Globally, organizations are focused on harnessing the power of Big Data. A first step in the journey is typically to develop an understanding of the difference between Big Data and the more traditional data environment. Gartner, in 2012, described Big Data based on three Vs–Volume, Velocity, and Variety. Volume, the scale of the data captured, is a key component in describing a Big Data platform. According to a recent IBM study, every day the world now creates over 2.5 trillion gigabytes of data, providing a potentially massive level of data for Big Data platforms. Velocity, the frequency of the data captured, continues to increase, driven by the rapid expansion of mobile phones, sensors, and other connected devices which produce an endless stream of data. Big Data has moved us from a world of structured transaction data into one that captures a wide variety of data ranging from social media content to health data from wearable devices.

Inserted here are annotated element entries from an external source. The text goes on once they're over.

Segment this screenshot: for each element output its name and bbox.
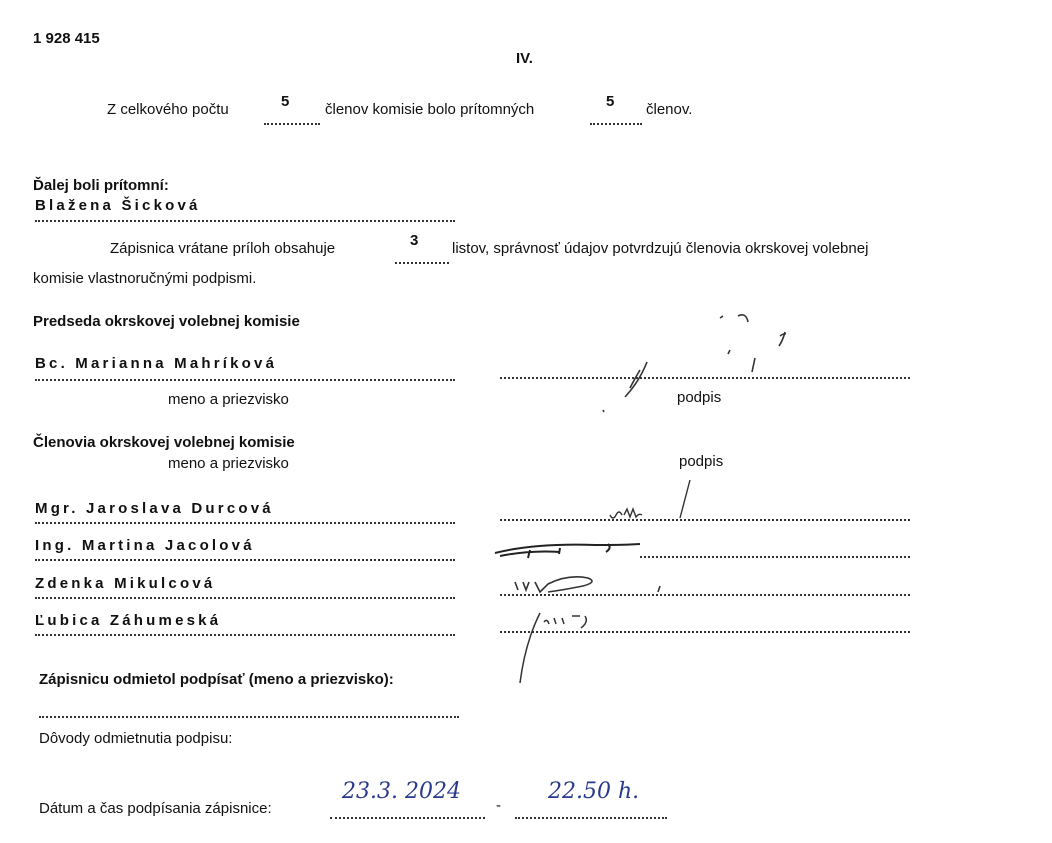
chair-name-caption: meno a priezvisko	[168, 391, 289, 408]
attendance-prefix: Z celkového počtu	[107, 101, 229, 118]
member-name-dots	[35, 559, 455, 561]
chair-heading: Predseda okrskovej volebnej komisie	[33, 313, 300, 330]
member-name: Ľubica Záhumeská	[35, 612, 221, 629]
pages-count-dots	[395, 262, 449, 264]
document-id: 1 928 415	[33, 30, 100, 47]
member-name-dots	[35, 634, 455, 636]
section-number: IV.	[516, 50, 533, 67]
member-signature-line	[640, 556, 910, 558]
pages-line2: komisie vlastnoručnými podpismi.	[33, 270, 256, 287]
member-signature	[510, 608, 650, 683]
member-signature	[490, 538, 650, 563]
present-members-value: 5	[606, 93, 614, 110]
chair-sign-caption: podpis	[677, 389, 721, 406]
members-heading: Členovia okrskovej volebnej komisie	[33, 434, 295, 451]
member-name-dots	[35, 597, 455, 599]
member-name: Mgr. Jaroslava Durcová	[35, 500, 274, 517]
signing-time-line	[515, 817, 667, 819]
chair-name: Bc. Marianna Mahríková	[35, 355, 277, 372]
others-present-name: Blažena Šicková	[35, 197, 201, 214]
signing-label: Dátum a čas podpísania zápisnice:	[39, 800, 272, 817]
member-name: Ing. Martina Jacolová	[35, 537, 255, 554]
signing-date-line	[330, 817, 485, 819]
member-name-dots	[35, 522, 455, 524]
member-signature	[600, 475, 710, 525]
refusal-name-line	[39, 716, 459, 718]
present-members-dots	[590, 123, 642, 125]
pages-count-value: 3	[410, 232, 418, 249]
signing-date-value: 23.3. 2024	[342, 779, 461, 804]
attendance-suffix: členov.	[646, 101, 692, 118]
total-members-value: 5	[281, 93, 289, 110]
attendance-middle: členov komisie bolo prítomných	[325, 101, 534, 118]
pages-suffix: listov, správnosť údajov potvrdzujú člen…	[452, 240, 868, 257]
members-sign-caption: podpis	[679, 453, 723, 470]
signing-time-value: 22.50 h.	[548, 779, 639, 804]
member-signature	[505, 572, 675, 597]
refusal-reasons-label: Dôvody odmietnutia podpisu:	[39, 730, 232, 747]
others-present-label: Ďalej boli prítomní:	[33, 177, 169, 194]
chair-name-dots	[35, 379, 455, 381]
pages-prefix: Zápisnica vrátane príloh obsahuje	[110, 240, 335, 257]
total-members-dots	[264, 123, 320, 125]
signing-separator: -	[496, 797, 501, 814]
others-present-dots	[35, 220, 455, 222]
refusal-heading: Zápisnicu odmietol podpísať (meno a prie…	[39, 671, 394, 688]
member-name: Zdenka Mikulcová	[35, 575, 215, 592]
members-name-caption: meno a priezvisko	[168, 455, 289, 472]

Once executives understand the difference between Big Data and the traditional data environment, the next step in the journey frequently becomes the selection of the physical platform. In the mid-1990s, the advent of the data warehouse caused a similar response. As organizations recognized the need to have a distinct platform for informational analysis to prevent impact on the transactional environment, the focus immediately shifted to the technology selection process. At this point in the adoption of Big Data, as was the case with data warehousing, it is important to avoid becoming a Field of Dreams casualty. Those organizations that move too quickly to select and build a Big Data platform may have adopted a strategy from the 1989 movie, “build it and they will come”. Similar to the failed data warehouse projects of the past, building a Big Data platform without first identifying specific business value can cause your organization to become another victim.

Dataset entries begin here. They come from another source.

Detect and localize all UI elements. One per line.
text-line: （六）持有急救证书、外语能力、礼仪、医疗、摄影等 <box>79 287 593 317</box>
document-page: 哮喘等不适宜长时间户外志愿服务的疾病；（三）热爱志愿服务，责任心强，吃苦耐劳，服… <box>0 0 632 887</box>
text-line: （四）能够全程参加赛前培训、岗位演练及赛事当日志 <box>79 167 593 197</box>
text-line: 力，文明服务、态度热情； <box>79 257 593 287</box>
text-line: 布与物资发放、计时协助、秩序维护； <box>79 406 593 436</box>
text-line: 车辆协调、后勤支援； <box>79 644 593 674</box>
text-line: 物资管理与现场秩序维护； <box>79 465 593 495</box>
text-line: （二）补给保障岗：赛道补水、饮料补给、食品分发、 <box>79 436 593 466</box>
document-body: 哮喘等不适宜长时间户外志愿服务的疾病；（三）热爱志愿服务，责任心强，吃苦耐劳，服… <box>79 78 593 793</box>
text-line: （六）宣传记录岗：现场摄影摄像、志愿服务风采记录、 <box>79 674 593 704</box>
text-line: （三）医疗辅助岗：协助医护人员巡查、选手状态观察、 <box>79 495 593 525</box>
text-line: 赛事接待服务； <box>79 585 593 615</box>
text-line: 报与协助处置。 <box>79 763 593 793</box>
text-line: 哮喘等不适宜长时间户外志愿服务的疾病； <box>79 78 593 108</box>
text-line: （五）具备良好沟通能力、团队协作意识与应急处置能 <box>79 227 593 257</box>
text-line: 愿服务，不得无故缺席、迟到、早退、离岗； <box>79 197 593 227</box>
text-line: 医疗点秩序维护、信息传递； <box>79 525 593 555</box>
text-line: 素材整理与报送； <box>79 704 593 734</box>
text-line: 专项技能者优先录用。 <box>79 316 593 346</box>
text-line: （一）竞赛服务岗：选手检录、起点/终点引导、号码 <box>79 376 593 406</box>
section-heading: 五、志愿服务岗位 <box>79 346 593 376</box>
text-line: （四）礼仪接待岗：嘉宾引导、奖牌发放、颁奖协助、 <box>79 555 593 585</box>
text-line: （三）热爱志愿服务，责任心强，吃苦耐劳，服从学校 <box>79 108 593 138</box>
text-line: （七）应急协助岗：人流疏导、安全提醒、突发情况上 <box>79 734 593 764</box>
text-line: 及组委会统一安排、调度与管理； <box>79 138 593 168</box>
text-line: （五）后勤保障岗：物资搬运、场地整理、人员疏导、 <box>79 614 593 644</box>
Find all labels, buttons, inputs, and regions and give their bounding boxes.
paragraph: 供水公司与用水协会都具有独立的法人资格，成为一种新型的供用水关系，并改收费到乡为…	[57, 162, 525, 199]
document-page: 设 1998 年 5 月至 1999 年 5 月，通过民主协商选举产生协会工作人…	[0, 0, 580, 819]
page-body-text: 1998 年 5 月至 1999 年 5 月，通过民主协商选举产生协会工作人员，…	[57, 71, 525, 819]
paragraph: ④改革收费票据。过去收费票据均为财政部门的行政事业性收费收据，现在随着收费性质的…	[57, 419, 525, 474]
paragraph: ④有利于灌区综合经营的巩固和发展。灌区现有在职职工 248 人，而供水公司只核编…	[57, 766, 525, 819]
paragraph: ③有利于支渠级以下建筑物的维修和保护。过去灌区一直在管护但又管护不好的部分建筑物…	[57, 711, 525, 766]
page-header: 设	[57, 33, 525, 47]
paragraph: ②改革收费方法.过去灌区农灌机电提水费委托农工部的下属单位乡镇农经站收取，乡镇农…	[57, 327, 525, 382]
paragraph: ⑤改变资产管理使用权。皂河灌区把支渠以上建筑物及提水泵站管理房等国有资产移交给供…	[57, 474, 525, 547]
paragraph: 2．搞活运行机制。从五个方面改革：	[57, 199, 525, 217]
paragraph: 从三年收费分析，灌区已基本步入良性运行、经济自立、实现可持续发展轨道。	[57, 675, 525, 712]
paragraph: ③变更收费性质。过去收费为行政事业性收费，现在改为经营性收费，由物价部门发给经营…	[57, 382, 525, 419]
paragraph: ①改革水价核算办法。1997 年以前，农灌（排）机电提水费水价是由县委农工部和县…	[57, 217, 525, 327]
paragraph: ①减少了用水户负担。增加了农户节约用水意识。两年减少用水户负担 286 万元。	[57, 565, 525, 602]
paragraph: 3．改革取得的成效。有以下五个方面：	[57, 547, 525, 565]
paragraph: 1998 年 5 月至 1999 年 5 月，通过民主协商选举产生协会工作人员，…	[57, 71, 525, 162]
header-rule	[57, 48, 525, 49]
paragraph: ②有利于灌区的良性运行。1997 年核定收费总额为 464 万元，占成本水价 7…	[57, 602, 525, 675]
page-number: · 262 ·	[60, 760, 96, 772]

The original three Vs are a good way to define the concept of Big Data; however, I encourage you to consider three additional extremely important Vs in the implementation of Big Data in your organization–Value, Validity & Vitality. To prevent the situation where a Big Data platform is built but not used, the business value must be understood in advance, the validity of the solution must be sound for business adoption, and finally, the organization must have the vitality to carry through the implementation process. Let’s examine each of these areas more thoroughly.
"The creation of a Big Data platform to ingest, analyze, and produce a custom policy for each customer has the potential to deliver tremendous value when properly supported by the key business areas"

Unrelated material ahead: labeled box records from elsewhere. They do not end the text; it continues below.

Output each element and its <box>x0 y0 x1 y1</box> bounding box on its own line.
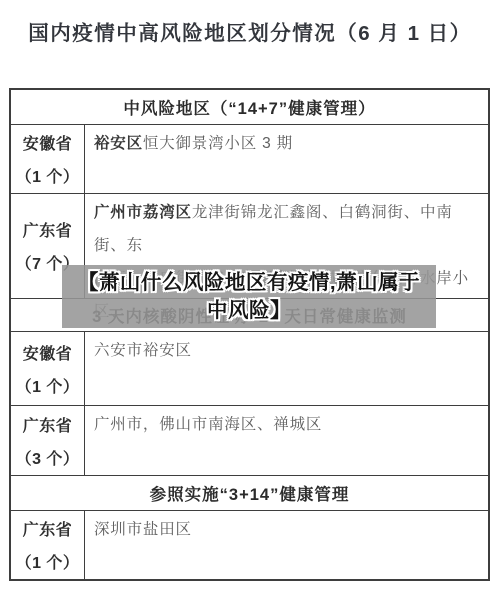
document-page: 国内疫情中高风险地区划分情况（6 月 1 日） 中风险地区（“14+7”健康管理… <box>0 0 500 593</box>
area-list-cell: 广州市，佛山市南海区、禅城区 <box>85 406 488 475</box>
province-count: （3 个） <box>16 446 80 469</box>
watermark-overlay: 【萧山什么风险地区有疫情,萧山属于 中风险】 <box>62 265 436 328</box>
risk-area-table: 中风险地区（“14+7”健康管理）安徽省（1 个）裕安区恒大御景湾小区 3 期广… <box>9 88 490 581</box>
province-name: 广东省 <box>23 413 73 436</box>
section-header-label: 中风险地区（“14+7”健康管理） <box>123 95 375 119</box>
area-list-line: 六安市裕安区 <box>94 334 480 367</box>
province-name: 广东省 <box>23 218 73 241</box>
province-cell: 广东省（1 个） <box>11 511 85 579</box>
section-header: 参照实施“3+14”健康管理 <box>11 475 488 510</box>
area-list-line: 裕安区恒大御景湾小区 3 期 <box>94 127 480 160</box>
province-cell: 广东省（3 个） <box>11 406 85 475</box>
watermark-line-1: 【萧山什么风险地区有疫情,萧山属于 <box>78 269 420 297</box>
province-count: （1 个） <box>16 164 80 187</box>
table-row: 广东省（3 个）广州市，佛山市南海区、禅城区 <box>11 405 488 475</box>
table-row: 安徽省（1 个）六安市裕安区 <box>11 331 488 405</box>
province-name: 安徽省 <box>23 341 73 364</box>
table-row: 广东省（1 个）深圳市盐田区 <box>11 510 488 579</box>
province-count: （1 个） <box>16 550 80 573</box>
section-header-label: 参照实施“3+14”健康管理 <box>150 481 350 505</box>
table-row: 安徽省（1 个）裕安区恒大御景湾小区 3 期 <box>11 124 488 193</box>
province-cell: 安徽省（1 个） <box>11 125 85 193</box>
province-name: 安徽省 <box>23 131 73 154</box>
area-list-line: 广州市，佛山市南海区、禅城区 <box>94 408 480 441</box>
area-list-cell: 裕安区恒大御景湾小区 3 期 <box>85 125 488 193</box>
area-list-line: 深圳市盐田区 <box>94 513 480 546</box>
province-cell: 安徽省（1 个） <box>11 332 85 405</box>
area-list-cell: 深圳市盐田区 <box>85 511 488 579</box>
province-count: （1 个） <box>16 374 80 397</box>
section-header: 中风险地区（“14+7”健康管理） <box>11 90 488 124</box>
area-list-line: 广州市荔湾区龙津街锦龙汇鑫阁、白鹤洞街、中南街、东 <box>94 196 480 262</box>
province-name: 广东省 <box>23 517 73 540</box>
watermark-line-2: 中风险】 <box>207 297 291 325</box>
area-list-cell: 六安市裕安区 <box>85 332 488 405</box>
page-title: 国内疫情中高风险地区划分情况（6 月 1 日） <box>0 16 500 46</box>
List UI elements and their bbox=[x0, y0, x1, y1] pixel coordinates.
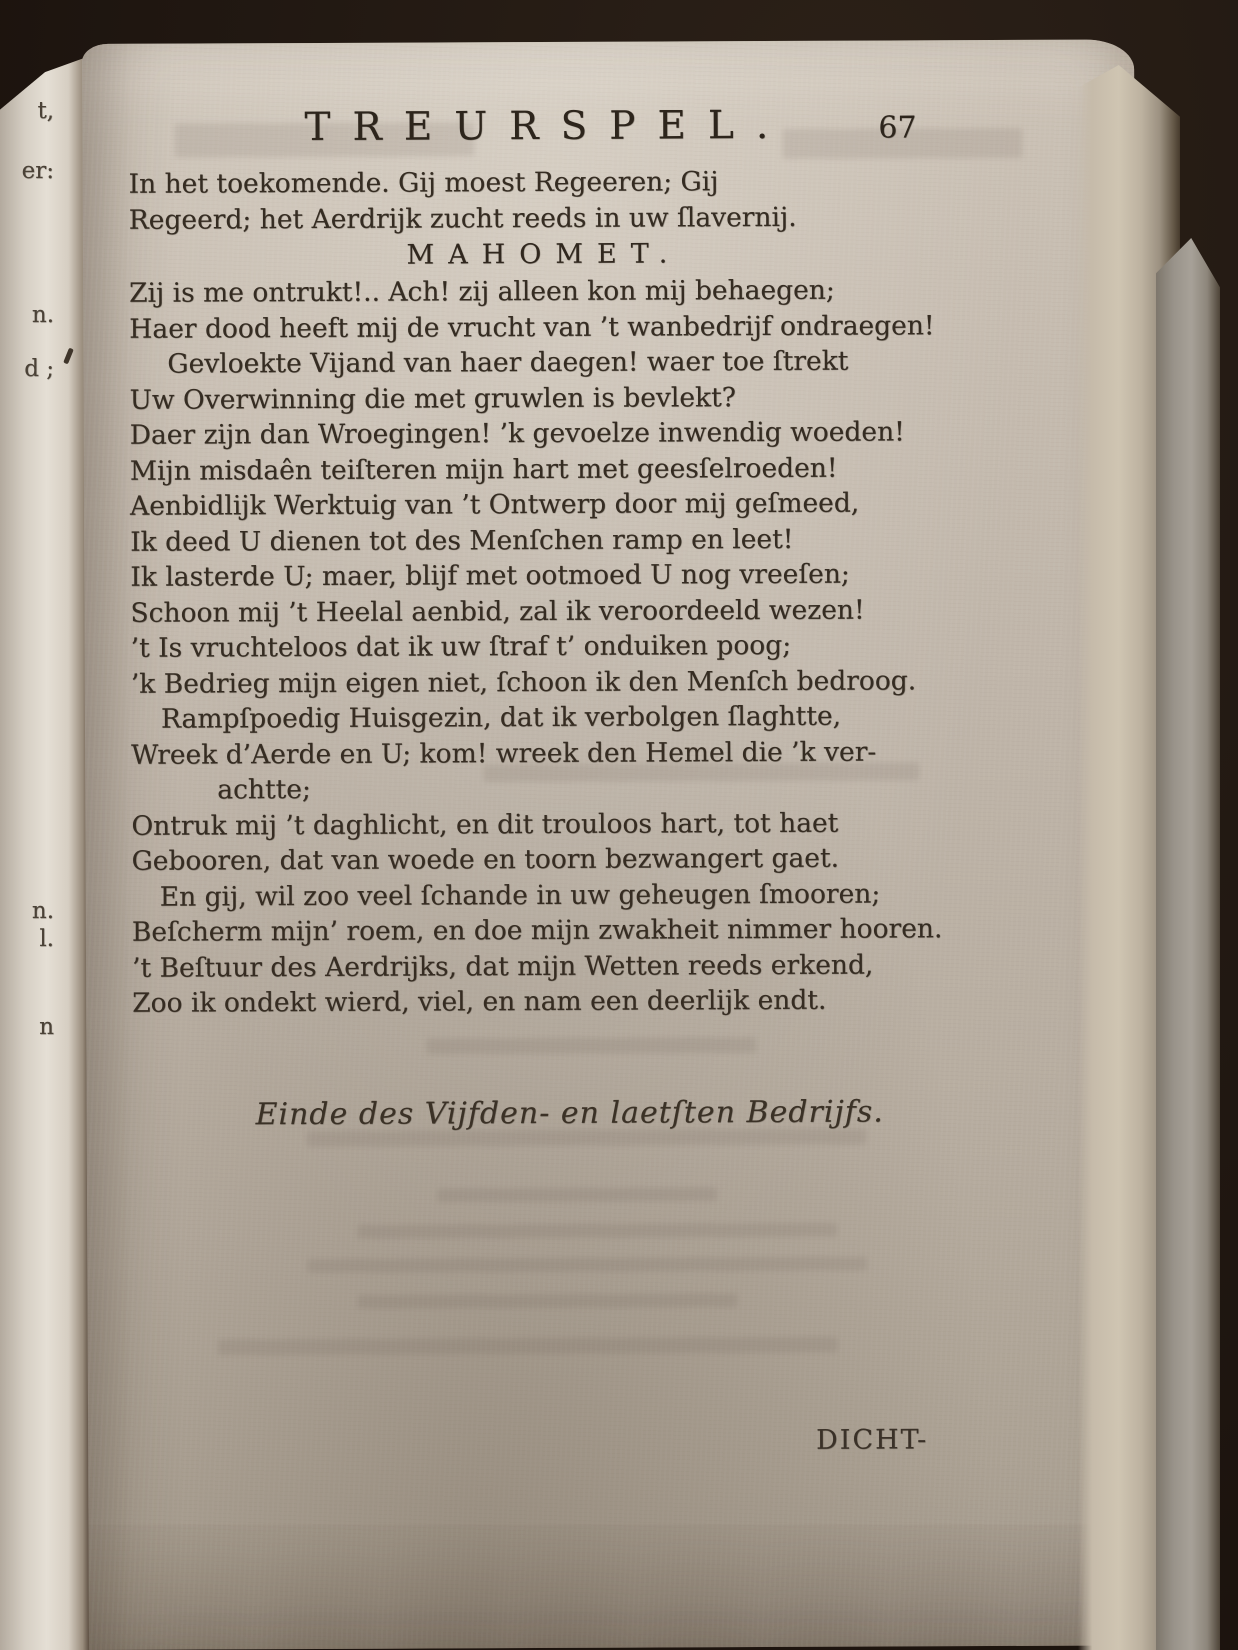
poem-lines: Zij is me ontrukt!.. Ach! zij alleen kon… bbox=[129, 272, 948, 1021]
showthrough-ghost bbox=[357, 1293, 737, 1309]
gutter-text-fragment: er: bbox=[0, 158, 54, 184]
showthrough-ghost bbox=[218, 1337, 838, 1356]
gutter-text-fragment: d ; bbox=[0, 356, 54, 382]
text-column: TREURSPEL. 67 In het toekomende. Gij moe… bbox=[128, 102, 948, 1132]
poem-line: En gij, wil zoo veel ſchande in uw geheu… bbox=[160, 876, 948, 915]
ink-speck bbox=[63, 348, 74, 365]
poem-line: Gebooren, dat van woede en toorn bezwang… bbox=[131, 840, 947, 879]
poem-line: Haer dood heeft mij de vrucht van ’t wan… bbox=[129, 308, 945, 347]
catchword: DICHT- bbox=[816, 1424, 928, 1455]
gutter-text-fragment: n. bbox=[0, 302, 54, 328]
running-title: TREURSPEL. bbox=[128, 102, 944, 151]
poem-line: achtte; bbox=[217, 769, 947, 808]
poem-line: Wreek d’Aerde en U; kom! wreek den Hemel… bbox=[131, 734, 947, 773]
poem-line: ’t Is vruchteloos dat ik uw ſtraf t’ ond… bbox=[131, 627, 947, 666]
poem-line: Gevloekte Vijand van haer daegen! waer t… bbox=[167, 343, 945, 382]
poem-line: Mijn misdaên teiſteren mijn hart met gee… bbox=[130, 450, 946, 489]
text-line: In het toekomende. Gij moest Regeeren; G… bbox=[129, 163, 945, 202]
showthrough-ghost bbox=[307, 1257, 867, 1273]
gutter-text-fragment: l. bbox=[0, 926, 54, 952]
poem-line: ’t Beſtuur des Aerdrijks, dat mijn Wette… bbox=[132, 947, 948, 986]
poem-line: Ik deed U dienen tot des Menſchen ramp e… bbox=[130, 521, 946, 560]
page-number: 67 bbox=[878, 110, 916, 145]
speaker-heading: MAHOMET. bbox=[129, 237, 945, 272]
text-line: Regeerd; het Aerdrijk zucht reeds in uw … bbox=[129, 199, 945, 238]
poem-line: Uw Overwinning die met gruwlen is bevlek… bbox=[129, 379, 945, 418]
poem-line: Aenbidlijk Werktuig van ’t Ontwerp door … bbox=[130, 485, 946, 524]
book-photo: t,er:n.d ;n.l.n TREURSPEL. 67 In het toe… bbox=[0, 0, 1238, 1650]
poem-line: Rampſpoedig Huisgezin, dat ik verbolgen … bbox=[161, 698, 947, 737]
poem-line: Beſcherm mijn’ roem, en doe mijn zwakhei… bbox=[132, 911, 948, 950]
gutter-text-fragment: n. bbox=[0, 898, 54, 924]
poem-line: Daer zijn dan Wroegingen! ’k gevoelze in… bbox=[130, 414, 946, 453]
gutter-text-fragment: n bbox=[0, 1014, 54, 1040]
act-ending-line: Einde des Vijfden- en laetſten Bedrijfs. bbox=[133, 1094, 949, 1133]
poem-line: ’k Bedrieg mijn eigen niet, ſchoon ik de… bbox=[131, 663, 947, 702]
fore-edge-pages-back bbox=[1156, 238, 1220, 1650]
poem-line: Ontruk mij ’t daghlicht, en dit trouloos… bbox=[131, 805, 947, 844]
poem-line: Zij is me ontrukt!.. Ach! zij alleen kon… bbox=[129, 272, 945, 311]
showthrough-ghost bbox=[437, 1187, 717, 1202]
showthrough-ghost bbox=[307, 1129, 867, 1147]
intro-lines: In het toekomende. Gij moest Regeeren; G… bbox=[129, 163, 945, 238]
facing-page-edge: t,er:n.d ;n.l.n bbox=[0, 20, 90, 1650]
poem-line: Ik lasterde U; maer, blijf met ootmoed U… bbox=[130, 556, 946, 595]
book-page: TREURSPEL. 67 In het toekomende. Gij moe… bbox=[82, 39, 1141, 1650]
poem-line: Schoon mij ’t Heelal aenbid, zal ik vero… bbox=[130, 592, 946, 631]
showthrough-ghost bbox=[357, 1223, 837, 1239]
poem-line: Zoo ik ondekt wierd, viel, en nam een de… bbox=[132, 982, 948, 1021]
gutter-text-fragment: t, bbox=[0, 98, 54, 124]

Recently, I have listened to a number of presentations on Big Data where the key selling point presented was “Our Big Data solution is great since you can load all of your data on low cost commodity servers, with disk storage costing nearly nothing, in any format the source data exists, and figure out how to use it later”. Don’t let the appeal of this approach cause your organization to become the next Field of Dreams casualty. A key success factor in a Big Data journey starts with a clear vision as to how it will deliver business value. For example, it is possible today to capture streaming data from thousands of sensors in vehicles, ranging from braking levels to speeds traveled while in turns. Properly used, this data can allow an insurance company to align the price of a policy to the driving behaviors of the customer. The creation of a Big Data platform to ingest, analyze, and produce a custom policy for each customer has the potential to deliver tremendous value
when properly supported by the key business areas.
My next suggested focus area is the validity of the solution. Technically, a properly configured Big Data platform can easily handle the streaming sensor data from nearly an unlimited number of vehicles. As a result, the solution can be created and it has the potential to drive significant business value, but is it valid? Before the insurance company in our example heads down the path of implementing this type of solution, several areas must be explored. Is it legal to price an auto policy based on he driving patterns of an individual versus a group within the state where the insurance company operates? Does the business area responsible for pricing have the ability to set and administer prices at this level and pace? With the increasing consumer focus on privacy, will customers agree to this level of
monitoring in exchange for more targeted pricing? Validity may become more interesting and important once an initial solution is operational. With driving
patterns for a large number of customers captured, other potential business value areas may be identified. For example, would it be valid for the insurance company to sell the location and behavior data insights to other companies for use in location based marketing? The business must address questions such as these, which go beyond the technical feasibility of the Big Data solution.
Finally, an organization must determine if it has the vitality to implement the solution. The implementation of the first Big Data solution within an organization will
be difficult. Success will depend on the selection of strong partners, cross training existing resources, and potentially adding new resources. Currently, the availability of skilled Big Data resources is presenting a challenge.
The level of maturity of the software and applications in the Big Data area is rapidly improving, but it is still much lower than standard data and application development solutions. Big Data solutions in some respects are similar to electric cars. The electric car has tremendous energy efficiency, very high torque, and fast acceleration, but is still experiencing pain points such as limited charging stations, high battery costs, and concerns over driving distances. Big Data platforms, such as Hadoop, have shown the ability to support massive data volumes, with structured and unstructured modules that can address a multitude of data. However, like the electric car, the platform is experiencing pain points such as limited available resources, emerging development tools, and concerns about integration with the existing environment.
As you begin your Big Data journey leverage Volume, Velocity, and Variety to drive a better understanding around the potential, but do not forget Value, Validity, and Vitality as it relates to successful execution.